In fact, if the blade-body 12 were placed in the centre of the attachments 26, it would be tensioned in the same way at all points and would therefore have a constantly straight trend, as shown in figure 7 illustrating its conventional arrangement; if, on the other hand, the blade-body 12 is decentralized on the attachments 26, in accordance with figure 5 according to the invention, the forces change and lead it to assume a downward arch pattern to form the so-called "arrow" indicated in figure 8, with the consequent advantageous result that the sections (or sectors) or teeth 14 placed in the central part of said blade-body encounter the material to be cut before the others. The decentralized arrangement of the blade- body 12 with respect to the lateral attachments can be obtained with a dovetail type constraint, or by means of pins inserted in the through hole (s) 28 (one of which schematically shown in figure 1) that stabilize said attachments with respect to the machine frame. The arrows 30 shown in figures 5 and 6 schematically indicate the forces applied to the blade-body 12, which is tensioned by means of special hydraulic tensioners of the machine frame; said forces are generated by hydraulic systems such as cylinders and the like.

As may be seen from the above, the advantages which the invention achieves are evident.
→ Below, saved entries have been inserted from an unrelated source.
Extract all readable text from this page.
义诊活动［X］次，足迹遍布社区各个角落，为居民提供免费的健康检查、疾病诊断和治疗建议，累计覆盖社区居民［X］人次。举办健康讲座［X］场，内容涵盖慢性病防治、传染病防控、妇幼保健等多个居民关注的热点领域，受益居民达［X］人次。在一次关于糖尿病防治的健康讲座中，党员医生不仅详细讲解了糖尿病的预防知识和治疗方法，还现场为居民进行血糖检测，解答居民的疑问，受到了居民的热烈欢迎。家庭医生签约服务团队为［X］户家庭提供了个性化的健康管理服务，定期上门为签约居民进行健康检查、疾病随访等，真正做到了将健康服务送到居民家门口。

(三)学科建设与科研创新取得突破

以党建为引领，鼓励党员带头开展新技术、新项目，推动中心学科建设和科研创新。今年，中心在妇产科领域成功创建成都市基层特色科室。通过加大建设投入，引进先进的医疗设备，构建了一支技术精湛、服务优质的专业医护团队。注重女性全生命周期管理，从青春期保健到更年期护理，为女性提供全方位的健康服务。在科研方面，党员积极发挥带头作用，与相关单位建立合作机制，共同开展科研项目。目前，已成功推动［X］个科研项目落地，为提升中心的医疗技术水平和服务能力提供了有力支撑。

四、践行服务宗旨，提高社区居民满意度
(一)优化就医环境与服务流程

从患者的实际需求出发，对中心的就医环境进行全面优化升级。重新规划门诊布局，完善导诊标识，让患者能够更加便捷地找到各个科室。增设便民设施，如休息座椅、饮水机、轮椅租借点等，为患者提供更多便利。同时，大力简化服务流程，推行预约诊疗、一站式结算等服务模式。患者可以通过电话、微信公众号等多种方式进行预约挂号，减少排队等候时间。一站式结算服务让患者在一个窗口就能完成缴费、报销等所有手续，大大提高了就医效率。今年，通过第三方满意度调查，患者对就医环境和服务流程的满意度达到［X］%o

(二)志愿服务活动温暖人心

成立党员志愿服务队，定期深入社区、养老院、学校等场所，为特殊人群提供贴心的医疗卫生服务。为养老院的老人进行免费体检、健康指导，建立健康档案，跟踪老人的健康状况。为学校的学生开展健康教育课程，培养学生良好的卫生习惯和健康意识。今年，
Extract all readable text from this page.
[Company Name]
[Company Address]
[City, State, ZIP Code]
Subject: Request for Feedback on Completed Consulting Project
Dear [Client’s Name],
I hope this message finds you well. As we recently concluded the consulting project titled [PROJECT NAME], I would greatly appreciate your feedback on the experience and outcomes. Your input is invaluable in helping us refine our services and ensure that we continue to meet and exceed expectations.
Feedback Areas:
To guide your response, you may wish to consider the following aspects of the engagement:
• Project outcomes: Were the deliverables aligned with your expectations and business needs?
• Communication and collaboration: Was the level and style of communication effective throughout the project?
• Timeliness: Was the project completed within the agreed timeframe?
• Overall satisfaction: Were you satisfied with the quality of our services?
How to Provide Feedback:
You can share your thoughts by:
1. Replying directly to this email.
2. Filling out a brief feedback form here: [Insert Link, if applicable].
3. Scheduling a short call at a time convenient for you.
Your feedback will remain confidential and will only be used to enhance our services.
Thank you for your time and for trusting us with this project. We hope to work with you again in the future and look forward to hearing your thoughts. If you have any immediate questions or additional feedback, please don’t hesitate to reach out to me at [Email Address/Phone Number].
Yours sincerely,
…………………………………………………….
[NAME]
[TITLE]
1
In addition to the possibility of perfectly bonding the sections (or sectors) or teeth 14 with laser welding to the blade-body 12 and making said sections (or sectors) by free- sintering technology, which makes a diamond part weldable by laser technology, the provision of making grooves 20 with limited extension, in limited height on the blade-body 12 and interrupted near its lower edge 22, ensures that the latter constantly defines the longest thickness and in proximity to the entire area intended for laser welding bonding of the sections (or sectors) or teeth 14; furthermore, the fact that the teeth 14 protrude alternately towards the inside and outside of the lower edge 22 allows the blade-body 12 as a whole to more easily follow a straight trajectory during cutting. The limited height, which defines a lowered profile of the blade of the invention, also allows the blade to be decentralized with respect to the lateral supports 26, as well as to have available a disposable tool, with a weight lower than that of the prior blades; this allows the energy consumption of the multiblade machines during cutting operations and the costs for the disposal of said blades after use to be reduced. Despite the invention having been described above with reference to one of its possible embodiments, given solely by way of a non- limiting example, numerous modifications and variants will appear evident to a person skilled in the art in the light of the above description. The present invention therefore sets out to embrace all the modifications and variants which fall within the sphere and scope of the following claims.